Earlier on, we talked about stress and how we women can easily turn turn to food for comfort as a result. Why do only some actually become runaway eaters?
There are some risk factors that are especially responsible. These are as wide-ranging as the media’s emphasis on thinness as beauty, or as personal as family history, or depression. The driving forces do remain the same. While having risk factors don’t ensure that you will get the condition, it does set the stage, so to speak. It might not actually start a fire, but the tinder is built up.
First, we’ll look at the beauty factor. For years and years, women has been valued for her beauty. From Helen of Troy to Paris Hilton, those with beauty seem to have everything. They have wealth, love, adulation, jobs, and career advancement. Many of us spend lots of time and money on cosmetics, manicures, and pedicures. We flip through catalogues and women’s magazines looking for the latest styles.
The sad part is that to society, beauty equals thin/skinny/slim/slender. Most people cannot achieve the desired weight. They were not made for it. How can a big-boned woman like Oprah ever become a waif like Nicole Richie? It brings a terrible price, this pursuit.
The writers have compiled a short timeline for this.
The early 1900s. Thin becomes in. This is perhaps when it all started. Before this time, plump, full curves were the ideal. They indicated that the well-endowed woman was well-fed and didn’t have to work.
The early 20th century ended this trend of round people. Slim, trim, and slender was desired, perhaps to differentiate from the stocky immigrants that were pouring into the States. It was a symbol of good breeding and discipline. Heaviness, the women thought, meant laziness, greediness, and lack of self-control.
Charles Dana Gibson revolutionized our perceptions with the Gibson Girl. This woman appeared tall, very slim, fit, and athletic with a small waist. Her face was gorgeous. Naturally no one looked like this, or very few people. After all, she was merely a figment of the artist’s imagination, based on what he felt the ideal woman should look like. However, women felt bad about themselves or not achieving this goal.
Just then, a physical fitness craze hit the country. Clothes started to reveal more, making women feel self-conscious about their appearance.
1920s: This was the age of the flappers. These girls wanted to be free to dance, play sports, and lead more active lives than their mothers and grandmothers. No more corsets, sleeves, or skirts. Well, not really. But whatever was there barely scraped the top of their calves. Women’s anxieties skyrocketed, especially since the perfect flapper’s body was small, slim, and flat chested. Fad diets were in. Self-induced vomiting was in. Laxative abuse was in.
Advertisers took the chance to take advantage of women’s insecurities about themselves to talk about weight-loss equipment, fad diets, and much much more. The message here was: “Slim down and you’ll be beautiful and happy.”

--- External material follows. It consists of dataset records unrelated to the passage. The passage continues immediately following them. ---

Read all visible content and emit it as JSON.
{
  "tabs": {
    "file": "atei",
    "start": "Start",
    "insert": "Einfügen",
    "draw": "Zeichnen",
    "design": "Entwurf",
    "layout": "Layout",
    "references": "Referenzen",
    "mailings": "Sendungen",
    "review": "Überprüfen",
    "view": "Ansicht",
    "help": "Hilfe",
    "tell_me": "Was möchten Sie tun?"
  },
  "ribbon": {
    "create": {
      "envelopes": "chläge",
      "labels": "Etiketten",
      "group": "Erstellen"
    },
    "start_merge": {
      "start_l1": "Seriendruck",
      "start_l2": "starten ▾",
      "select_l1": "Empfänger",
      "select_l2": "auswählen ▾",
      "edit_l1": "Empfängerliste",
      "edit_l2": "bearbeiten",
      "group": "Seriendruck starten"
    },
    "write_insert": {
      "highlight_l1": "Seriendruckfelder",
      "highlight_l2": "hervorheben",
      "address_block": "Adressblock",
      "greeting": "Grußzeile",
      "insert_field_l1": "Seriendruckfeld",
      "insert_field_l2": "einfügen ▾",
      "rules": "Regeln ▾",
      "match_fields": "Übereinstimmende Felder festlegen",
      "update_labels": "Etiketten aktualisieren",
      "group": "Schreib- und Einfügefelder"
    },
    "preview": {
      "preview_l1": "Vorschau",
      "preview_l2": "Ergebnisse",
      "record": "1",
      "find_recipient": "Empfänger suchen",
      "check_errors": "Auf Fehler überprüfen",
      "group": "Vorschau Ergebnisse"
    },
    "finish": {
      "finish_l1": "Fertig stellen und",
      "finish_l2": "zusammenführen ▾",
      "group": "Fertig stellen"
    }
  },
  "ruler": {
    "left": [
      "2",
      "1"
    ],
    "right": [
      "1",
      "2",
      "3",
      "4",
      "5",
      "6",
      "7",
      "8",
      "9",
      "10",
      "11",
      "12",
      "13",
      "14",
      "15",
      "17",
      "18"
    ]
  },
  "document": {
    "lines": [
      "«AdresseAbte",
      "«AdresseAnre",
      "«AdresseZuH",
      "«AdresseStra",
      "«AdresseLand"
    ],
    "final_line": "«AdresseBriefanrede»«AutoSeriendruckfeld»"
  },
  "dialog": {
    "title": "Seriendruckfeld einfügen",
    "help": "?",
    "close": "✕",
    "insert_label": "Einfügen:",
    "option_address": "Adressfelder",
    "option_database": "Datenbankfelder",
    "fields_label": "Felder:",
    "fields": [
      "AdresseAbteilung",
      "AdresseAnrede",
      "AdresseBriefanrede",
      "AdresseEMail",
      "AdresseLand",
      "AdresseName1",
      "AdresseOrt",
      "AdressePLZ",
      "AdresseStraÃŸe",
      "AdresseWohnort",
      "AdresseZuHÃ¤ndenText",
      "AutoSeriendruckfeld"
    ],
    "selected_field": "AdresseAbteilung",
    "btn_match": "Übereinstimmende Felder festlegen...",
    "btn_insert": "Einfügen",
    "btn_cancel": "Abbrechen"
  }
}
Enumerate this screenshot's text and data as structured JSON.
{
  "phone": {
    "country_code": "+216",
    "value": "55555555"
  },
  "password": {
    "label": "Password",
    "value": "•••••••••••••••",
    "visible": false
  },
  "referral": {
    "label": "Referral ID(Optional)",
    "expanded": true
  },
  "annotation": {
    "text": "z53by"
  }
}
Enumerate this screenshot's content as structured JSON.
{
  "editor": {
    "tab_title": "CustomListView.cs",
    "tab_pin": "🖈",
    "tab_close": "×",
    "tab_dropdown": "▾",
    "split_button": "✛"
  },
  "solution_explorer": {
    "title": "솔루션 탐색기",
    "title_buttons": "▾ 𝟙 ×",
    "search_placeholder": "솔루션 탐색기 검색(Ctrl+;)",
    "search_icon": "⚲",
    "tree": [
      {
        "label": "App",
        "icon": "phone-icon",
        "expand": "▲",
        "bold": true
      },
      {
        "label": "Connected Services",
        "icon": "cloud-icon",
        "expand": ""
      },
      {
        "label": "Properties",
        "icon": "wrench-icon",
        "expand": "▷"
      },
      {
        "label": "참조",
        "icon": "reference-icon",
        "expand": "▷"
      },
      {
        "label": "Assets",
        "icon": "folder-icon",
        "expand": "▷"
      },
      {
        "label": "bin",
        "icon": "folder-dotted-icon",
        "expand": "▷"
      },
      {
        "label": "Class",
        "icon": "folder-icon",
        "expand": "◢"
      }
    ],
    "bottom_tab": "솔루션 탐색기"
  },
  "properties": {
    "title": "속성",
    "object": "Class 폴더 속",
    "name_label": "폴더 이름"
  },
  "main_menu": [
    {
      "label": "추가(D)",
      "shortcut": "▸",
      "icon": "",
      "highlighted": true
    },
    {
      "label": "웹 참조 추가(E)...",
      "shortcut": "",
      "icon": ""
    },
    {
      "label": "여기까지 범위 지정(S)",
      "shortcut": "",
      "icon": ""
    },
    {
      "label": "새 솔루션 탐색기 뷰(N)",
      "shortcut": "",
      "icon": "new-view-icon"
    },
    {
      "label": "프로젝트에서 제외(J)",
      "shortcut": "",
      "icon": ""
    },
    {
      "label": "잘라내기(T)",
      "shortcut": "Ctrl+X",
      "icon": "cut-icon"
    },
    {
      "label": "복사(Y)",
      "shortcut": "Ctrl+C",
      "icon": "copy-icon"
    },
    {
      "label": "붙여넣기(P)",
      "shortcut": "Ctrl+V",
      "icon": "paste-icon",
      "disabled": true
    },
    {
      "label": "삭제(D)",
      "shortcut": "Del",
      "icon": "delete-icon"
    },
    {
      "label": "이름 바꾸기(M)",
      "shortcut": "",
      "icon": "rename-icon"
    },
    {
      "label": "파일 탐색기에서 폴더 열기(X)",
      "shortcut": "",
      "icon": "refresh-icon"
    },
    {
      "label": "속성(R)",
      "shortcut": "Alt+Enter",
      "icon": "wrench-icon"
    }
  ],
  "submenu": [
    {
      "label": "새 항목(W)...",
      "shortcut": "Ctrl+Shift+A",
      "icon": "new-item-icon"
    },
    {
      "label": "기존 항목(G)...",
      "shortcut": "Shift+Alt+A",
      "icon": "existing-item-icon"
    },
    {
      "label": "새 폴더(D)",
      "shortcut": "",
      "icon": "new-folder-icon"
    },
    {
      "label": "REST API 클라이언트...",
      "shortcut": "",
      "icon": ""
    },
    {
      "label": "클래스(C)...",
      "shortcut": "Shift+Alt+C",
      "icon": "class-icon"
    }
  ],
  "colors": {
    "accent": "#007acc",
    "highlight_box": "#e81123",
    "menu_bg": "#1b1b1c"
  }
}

1940s to 1970s. Thin becomes a fashion statement. We know from other reading that designers prefer skinny models. Why? Because skinny works like a hanger. Clothes hang on the lady with fewer wrinkles, while people with a little shape have more wrinkles because of their curves.
Along the way, the hanger lady became an object of beauty. But no one looked like a hanger. Big problem. Instead of seeing that this ideal was not only unattainable but also quite ridiculous, women conformed it. They lusted after it, starved to fit into it. The result was despair.
Twiggy, a 95 lb, 5 feet 6 teen model, exploded onto the fashion scene during the late 1960s. Her sticklike figure made everyone feel heavy, even slim women. Fashions left little to the imagination. People believed, “You can never be too thin or too rich.” Eating disorders, as a result, suddenly abounded.
1980s. A fitness craze hit the nation. Jane Fonda turned out her famous exercise videos, urging women to “feel the burn.” The thin woman was apparently not only supposed to be hanger girl, but also have well-defined muscles, flat stomach, and a small, tight butt. Jane Fonda had all these things. Only later did people find out that she was bulimic. However, this look was impossible for most women. Those that succeeded did so only by spending hours at the gym, or starving, or purging.
1990s. Welcome to the era of the middle-aged woman who never gets old. Think about the 40-50 year olds (like Goldie Hawn or Demi Moore) who look like 20 year olds. These woman have an unusual combination of genes, along with personal trainers and plastic surgery. They have set a higher standard: looking your age is bad. You should be doing all you can to look young.
I can’t deny that. It seems that every single magazine I open is filled with spreads and spreads of anti-aging commercials. It’s not just the commercials, either. Most women’s magazines include a beauty section which will inevitably include some creams and serums which will make you look younger. The product testing department also has a few products. Why? Because right now there’s a demand for such products. We want to look young. We want to look young now. We also want to continue to look young at age 50-60, just like Demi Moore. I don’t think Moore or Hawn are responsible for the problem, but the fact that the media commends them and emphasizes the fact that they still look young even at such an age makes most women feel inadequate for not being like that.